Copper-free click chemistry


Copper-free click chemistry is a bioorthogonal reaction as a variant of an azide alkyne Huisgen cycloaddition. By eliminating cytotoxic copper catalysts, the reaction proceeds without live cell toxicity. It was developed as a faster alternative to the Staudinger ligation, with the first generation producing rate constants over 63 times faster.
Although the reaction produces a regioisomeric mixture of triazoles, the lack of regioselectivity in the reaction is not a major concern for its applications in bioorthogonal chemistry. More regiospecific and less bioorthogonal requirements are best served by the traditional Huisgen cycloaddition, especially given the low yield and synthetic difficulty of synthesizing a strained cyclooctyne.
The bioorthogonality of the reaction has allowed the Cu-free click reaction to be applied within cultured cells, live zebrafish, and mice.

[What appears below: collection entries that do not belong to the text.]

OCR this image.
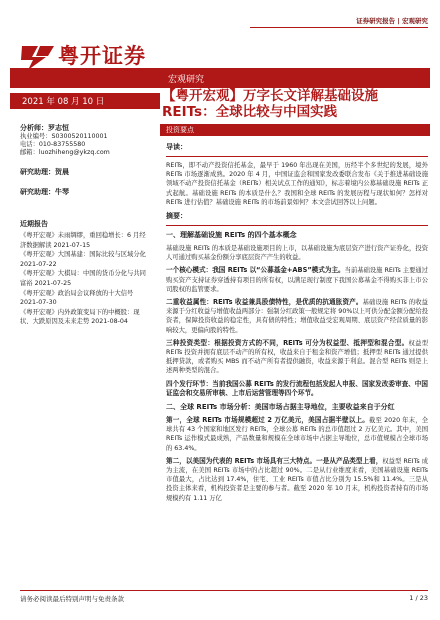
证券研究报告 | 宏观研究
粤开证券
宏观研究
2021 年 08 月 10 日	【粤开宏观】万字长文详解基础设施
REITs：全球比较与中国实践
投资要点

分析师：罗志恒

执业编号：S0300520110001

电话：010-83755580

邮箱：luozhiheng@ykzq.com

研究助理：贺晨

研究助理：牛琴

近期报告

《粤开宏观》未雨绸缪，重回稳增长：6 月经济数据解读 2021-07-15

《粤开宏观》大国基建：国际比较与区域分化 2021-07-22

《粤开宏观》大棋局：中国的货币分化与共同富裕 2021-07-25

《粤开宏观》政治局会议释放的十大信号 2021-07-30

《粤开宏观》内外政策变局下的中概股：现状、大跌原因及未来走势 2021-08-04

导读：

REITs，即不动产投资信托基金，最早于 1960 年出现在美国，历经半个多世纪的发展，境外 REITs 市场逐渐成熟。2020 年 4 月，中国证监会和国家发改委联合发布《关于推进基础设施领域不动产投资信托基金（REITs）相关试点工作的通知》，标志着境内公募基础设施 REITs 正式起航。基础设施 REITs 的本质是什么？我国和全球 REITs 的发展历程与现状如何？怎样对 REITs 进行估值？基础设施 REITs 的市场前景如何？本文尝试回答以上问题。

摘要：
一、理解基础设施 REITs 的四个基本概念

基础设施 REITs 的本质是基础设施项目的上市，以基础设施为底层资产进行资产证券化，投资人可通过购买基金份额分享底层资产产生的收益。

一个核心模式：我国 REITs 以“公募基金+ABS”模式为主。当前基础设施 REITs 主要通过购买资产支持证券穿透持有项目的所有权，以满足现行制度下我国公募基金不得购买非上市公司股权的监管要求。

二重收益属性：REITs 收益兼具股债特性，是优质的抗通胀资产。基础设施 REITs 的收益来源于分红收益与增值收益两部分：强制分红政策一般规定将 90%以上可供分配金额分配给投资者，保障投资收益的稳定性，具有债的特性；增值收益受宏观周期、底层资产经营质量的影响较大，更偏向股的特性。

三种投资类型：根据投资方式的不同，REITs 可分为权益型、抵押型和混合型。权益型 REITs 投资并拥有底层不动产的所有权，收益来自于租金和资产增值；抵押型 REITs 通过提供抵押贷款，或者购买 MBS 而不动产所有者提供融资，收益来源于利息。混合型 REITs 则是上述两种类型的混合。

四个发行环节：当前我国公募 REITs 的发行流程包括发起人申报、国家发改委审查、中国证监会和交易所审核、上市后运营管理等四个环节。

二、全球 REITs 市场分析：美国市场占据主导地位，主要收益来自于分红

第一，全球 REITs 市场规模超过 2 万亿美元，美国占据半壁以上。截至 2020 年末，全球共有 43 个国家和地区发行 REITs，全球公募 REITs 的总市值超过 2 万亿美元。其中，美国 REITs 运作模式最成熟，产品数量和规模在全球市场中占据主导地位，总市值规模占全球市场的 63.4%。

第二，以美国为代表的 REITs 市场具有三大特点。一是从产品类型上看，权益型 REITs 成为主流，在美国 REITs 市场中的占比超过 90%。二是从行业维度来看，美国基础设施 REITs 市值最大，占比达到 17.4%，住宅、工业 REITs 市值占比分别为 15.5%和 11.4%。三是从投资主体来看，机构投资者是主要的参与者。截至 2020 年 10 月末，机构投资者持有的市场规模约有 1.11 万亿

请务必阅读最后特别声明与免责条款	1 / 23
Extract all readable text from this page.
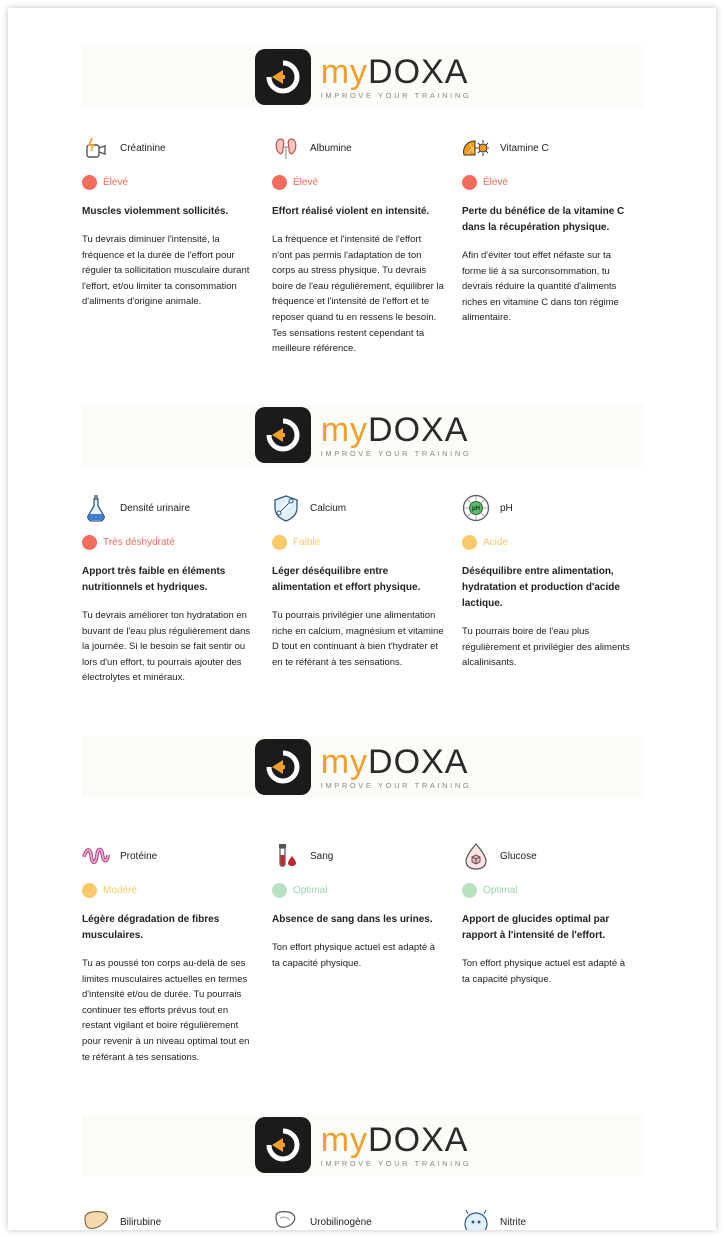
myDOXA
IMPROVE YOUR TRAINING
myDOXA
IMPROVE YOUR TRAINING
myDOXA
IMPROVE YOUR TRAINING
myDOXA
IMPROVE YOUR TRAINING
Créatinine
Élevé
Muscles violemment sollicités.
Tu devrais diminuer l'intensité, la fréquence et la durée de l'effort pour réguler ta sollicitation musculaire durant l'effort, et/ou limiter ta consommation d'aliments d'origine animale.
Albumine
Élevé
Effort réalisé violent en intensité.
La fréquence et l'intensité de l'effort n'ont pas permis l'adaptation de ton corps au stress physique. Tu devrais boire de l'eau régulièrement, équilibrer la fréquence et l'intensité de l'effort et te reposer quand tu en ressens le besoin. Tes sensations restent cependant ta meilleure référence.
Vitamine C
Élevé
Perte du bénéfice de la vitamine C dans la récupération physique.
Afin d'éviter tout effet néfaste sur ta forme lié à sa surconsommation, tu devrais réduire la quantité d'aliments riches en vitamine C dans ton régime alimentaire.
Densité urinaire
Très déshydraté
Apport très faible en éléments nutritionnels et hydriques.
Tu devrais améliorer ton hydratation en buvant de l'eau plus régulièrement dans la journée. Si le besoin se fait sentir ou lors d'un effort, tu pourrais ajouter des électrolytes et minéraux.
Calcium
Faible
Léger déséquilibre entre alimentation et effort physique.
Tu pourrais privilégier une alimentation riche en calcium, magnésium et vitamine D tout en continuant à bien t'hydrater et en te référant à tes sensations.
pH pH
Acide
Déséquilibre entre alimentation, hydratation et production d'acide lactique.
Tu pourrais boire de l'eau plus régulièrement et privilégier des aliments alcalinisants.
Protéine
Modéré
Légère dégradation de fibres musculaires.
Tu as poussé ton corps au-delà de ses limites musculaires actuelles en termes d'intensité et/ou de durée. Tu pourrais continuer tes efforts prévus tout en restant vigilant et boire régulièrement pour revenir à un niveau optimal tout en te référant à tes sensations.
Sang
Optimal
Absence de sang dans les urines.
Ton effort physique actuel est adapté à ta capacité physique.
Glucose
Optimal
Apport de glucides optimal par rapport à l'intensité de l'effort.
Ton effort physique actuel est adapté à ta capacité physique.
Bilirubine	Urobilinogène	Nitrite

Development of cyclooctynes

Fluorinated cyclooctynes

OCT was the first of all cyclooctynes developed for Cu-free click chemistry; it had only ring strain to drive the reaction forward, and the kinetics were barely improved over the Staudinger ligation. After OCT and MOFO, the difluorinated cyclooctyne was developed. An improved synthetic approach to a monofluorosubstituted cyclooctyne was introduced that could be easily converted to a useful reactive intermediate for bioconjugation applications, although the reactivity was somewhat slower than the DIFO. The MFCO demonstrated excellent stability characteristics for long term storage.
The substituted cyclooctyne is activated for a 1,3-dipolar cycloaddition by its ring strain and electron-withdrawing fluorine substituents, which allows the reaction to take place with kinetics comparable to the Cu-catalyzed Huisgen cycloaddition. Ring strain arises from the deviation of the bond angles from the ideal 180 in order to form an eight-membered ring, the smallest of all cycloalkynes. The electron-withdrawing fluorine substituents were chosen due to synthetic ease and compatibility with living biological systems. Additionally, the group cannot produce cross-reacting Michael acceptors that could act as alkylating agents towards nucleophilic species within cells.
Like most cyclooctynes, DIFO prefers the chair conformation in both the ground state and the minimum energy traction path, although boat transition states may also be involved. Gas phase regioselectivity is calculated to favor 1,5 addition over 1,4 addition by up to 2.9 kcal/mol in activation energy in the gas phase; solvation corrections give the same energy barriers for both regioisomers, explaining the regioisomeric mix that results from DIFO cycloadditions. While the 1,4 isomer is disfavored by its larger dipole moment, solvation stabilizes it more strongly than the 1,5 isomer, eroding regioselectivity. Experimental studies by Bertozzi report a nearly 1:1 ratio of regioisomers, confirming the predicted lack of regioselectivity in the addition.
Furthermore, nearly all of the distortion energy arises from the distortion of the 1,3 dipole rather than the cyclooctyne, which has a pre-distorted ground state geometry which increases its reactivity. Fluorination decreases the distortion energy by allowing the transition state to be achieved with a lesser distortion of the 1,3-dipole during reaction, resulting in a larger dipole angle.

Aryl cyclooctynes

Fusion of a cyclooctyne to two aryl rings increases reaction rate, the cyclooctyne reagents of the Bertozzi group proceeded through a series of fusions that sought to increase the ring strain even further. DIBO was developed as a precursor to BARAC, although calculations had predicted that a single fused aryl ring would be optimal. Attempts to make a difluorobenzocyclooctyne were unsuccessful due to the instability of the compound.
Problems with DIFO with in vivo mouse studies illustrate the difficulty of producing bioorthogonal reactions.